Filed under: All, Europe, National Security — Strident Centrist @ 12:42 pm

“Fabius Maximus”, who posts frequently at Defense in the National Interest, has some insightful observations on what’s behind the recent riots in the ethnic suburbs of Paris and other French Cities:

What caused the riots?

The French Government abandoned the great ring cities around Paris — funding their inhabitants but ceding effective control over their lives to community groups such as gangs and mosques. Police and social workers seldom go there, so the inhabitants developed their own polity. This is the critical factor. The government is not facing insurgents attempting to wrest control of their people from France. The local gangs and mosques represent the established powers. The government is attempting to regain what it has surrendered.

Therefore the riots are to some extent a geographically based phenomenon, hence the diversity of religions and ethnicities in the rioters – an important and overlooked aspect. Having been abandoned once, these communities – largely second and third generation immigrants – seem unlikely to easily give their loyalty to the State. That opportunity was lost with their parents and grandparents.

Here we see the Decline of the State in tangible form.

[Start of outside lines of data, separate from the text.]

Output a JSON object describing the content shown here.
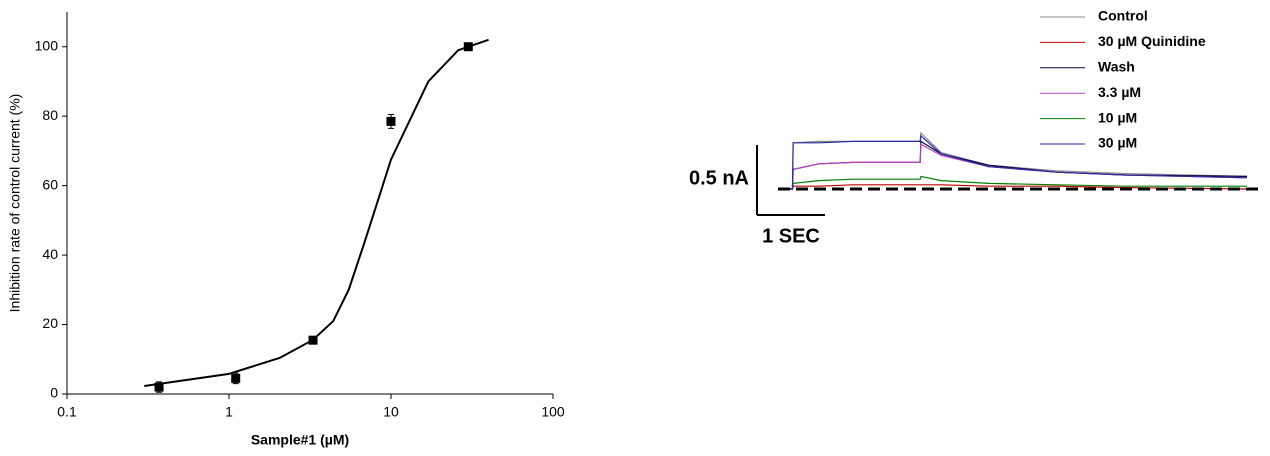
{
  "chart_data": [
    {
      "type": "scatter",
      "xlabel": "Sample#1 (µM)",
      "ylabel": "Inhibition rate of control current (%)",
      "x": [
        0.37,
        1.1,
        3.3,
        10,
        30
      ],
      "values": [
        2,
        4.5,
        15.5,
        78.5,
        100
      ],
      "errors": [
        1.5,
        1.5,
        1,
        2,
        0.5
      ],
      "fit": {
        "x": [
          0.3,
          1,
          2.06,
          3.3,
          4.4,
          5.48,
          6.9,
          10,
          17,
          26,
          40
        ],
        "values": [
          2.3,
          5.8,
          10.4,
          15.6,
          21,
          30,
          44,
          67.5,
          90,
          99,
          102
        ]
      },
      "color": "#000000",
      "xscale": "log",
      "xlim": [
        0.1,
        100
      ],
      "xticks": [
        0.1,
        1,
        10,
        100
      ],
      "ylim": [
        0,
        110
      ],
      "yticks": [
        0,
        20,
        40,
        60,
        80,
        100
      ],
      "grid": false
    },
    {
      "type": "line",
      "x": [
        0,
        0.11,
        0.12,
        0.5,
        1.0,
        1.99,
        2.0,
        2.3,
        3.0,
        4.0,
        5.0,
        6.8
      ],
      "series": [
        {
          "name": "Control",
          "color": "#8a8a8a",
          "values": [
            0,
            0,
            0.33,
            0.34,
            0.34,
            0.34,
            0.4,
            0.26,
            0.17,
            0.13,
            0.11,
            0.09
          ]
        },
        {
          "name": "30 µM Quinidine",
          "color": "#c00000",
          "values": [
            0,
            0,
            0.02,
            0.02,
            0.03,
            0.03,
            0.03,
            0.03,
            0.02,
            0.02,
            0.01,
            0.0
          ]
        },
        {
          "name": "Wash",
          "color": "#000040",
          "values": [
            0,
            0,
            0.14,
            0.18,
            0.19,
            0.19,
            0.34,
            0.25,
            0.17,
            0.12,
            0.1,
            0.09
          ]
        },
        {
          "name": "3.3 µM",
          "color": "#c040c0",
          "values": [
            0,
            0,
            0.14,
            0.18,
            0.19,
            0.19,
            0.32,
            0.24,
            0.16,
            0.12,
            0.1,
            0.08
          ]
        },
        {
          "name": "10 µM",
          "color": "#008000",
          "values": [
            0,
            0,
            0.04,
            0.06,
            0.07,
            0.07,
            0.09,
            0.06,
            0.04,
            0.03,
            0.02,
            0.02
          ]
        },
        {
          "name": "30 µM",
          "color": "#2a2aa0",
          "values": [
            0,
            0,
            0.33,
            0.33,
            0.34,
            0.34,
            0.38,
            0.25,
            0.16,
            0.12,
            0.1,
            0.08
          ]
        }
      ],
      "baseline": 0,
      "scale_bar_y": {
        "value": 0.5,
        "label": "0.5 nA"
      },
      "scale_bar_x": {
        "value": 1,
        "label": "1 SEC"
      },
      "xlim": [
        0,
        6.8
      ],
      "ylim": [
        -0.5,
        0.5
      ],
      "legend": "upper right"
    }
  ]
}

I find it troubling that FM and other such commentators, including William Lind and John Robb, seem to accept that the decline of the state is inevitable. If that is so, the alternative brings to mind the legend on the edges of ancient maps: There Be Dragons. Churchill once said that democracy is the worst form of government; except for all the others. Similarly, if one reads the history of Europe up through the Treaty of Westphalia that ended the Thirty Years War, one could say that the state is the worst way to politically organize society, except for its alternatives. Perhaps we humans should put more thought and effort into restoring our faith in the state.